I still don't really get it. It's always been virtually impossible for copyright holders to be able to know if their copyright was being violated on a small scale. Even long before ebooks were ever conceived. I guess I just can't get my head around how this might be considered a "game-changer." "Easy" doesn't change anything if it's still "small."

[JoeD]

Quote:

Originally Posted by DiapDealer

I still don't really get it. It's always been virtually impossible for copyright holders to be able to know if their copyright was being violated on a small scale. Even long before ebooks were ever conceived. I guess I just can't get my head around how this might be considered a "game-changer." "Easy" doesn't change anything if it's still "small."

Exactly.

The only change cloud based/encryption may make, is that the scale of small may be able to grow a little larger.

For example, 5 people send their public keys to an uploader they trust. From then on any new addition to the group only occurs if one of the existing members wants to admit a friend. This could be done by anonymously posting a signed copy of their friends key encrypted using the uploaders private key. The uploader will never know who the new friend is and the new friend will never know who the uploader is (only the original trusted 5 know), however the uploader knows one of the existing core 5 (or several other existing members trust this new member) and starts including their public key in future releases.

It's a piracy spin on the web of trust.

At some point the group may grow too large and a member of a company enforcing copyright manages to be admitted. They can then decrypt all the latest posts and issue take down requests.
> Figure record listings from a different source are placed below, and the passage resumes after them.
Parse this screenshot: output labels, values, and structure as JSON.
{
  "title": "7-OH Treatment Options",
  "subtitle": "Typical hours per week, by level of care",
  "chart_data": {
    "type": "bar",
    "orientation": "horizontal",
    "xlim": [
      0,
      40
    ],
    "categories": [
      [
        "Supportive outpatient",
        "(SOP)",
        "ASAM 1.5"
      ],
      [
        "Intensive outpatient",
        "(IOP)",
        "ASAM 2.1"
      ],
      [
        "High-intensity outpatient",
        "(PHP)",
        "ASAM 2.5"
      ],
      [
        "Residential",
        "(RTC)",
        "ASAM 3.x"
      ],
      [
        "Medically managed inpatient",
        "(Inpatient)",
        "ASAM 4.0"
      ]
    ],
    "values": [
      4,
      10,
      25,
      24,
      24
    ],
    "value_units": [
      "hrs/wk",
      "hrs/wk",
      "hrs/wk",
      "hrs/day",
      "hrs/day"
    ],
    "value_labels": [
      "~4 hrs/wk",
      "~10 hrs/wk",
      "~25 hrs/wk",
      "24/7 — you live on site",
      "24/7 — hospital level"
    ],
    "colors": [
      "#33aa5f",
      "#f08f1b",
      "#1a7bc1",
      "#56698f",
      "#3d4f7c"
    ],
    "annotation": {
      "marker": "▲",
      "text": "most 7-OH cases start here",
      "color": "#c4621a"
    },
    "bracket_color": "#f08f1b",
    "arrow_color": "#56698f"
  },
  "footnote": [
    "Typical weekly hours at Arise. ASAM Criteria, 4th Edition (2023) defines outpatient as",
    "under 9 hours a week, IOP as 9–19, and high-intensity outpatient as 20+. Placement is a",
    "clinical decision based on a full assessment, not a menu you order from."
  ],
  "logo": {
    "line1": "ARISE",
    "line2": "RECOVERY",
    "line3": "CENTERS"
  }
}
However, if the group doesn't grow too big, that's less likely to happen and it will only impact that groups releases.

If any members in that group are taking the downloads and re-encrypting them to distribute to another group they're a member of, then a takedown might only impact a handful of people at a time.

However, for this to work on a large scale and replace torrents etc it will need software that makes the process trivial. That could be the weak point if the software is deemed to only be used for copyright infringement (e.g napster) it may be easier to restrict access to that, although that may be easier said than done.

Either way, I don't think it will be any better or worse than the current situation.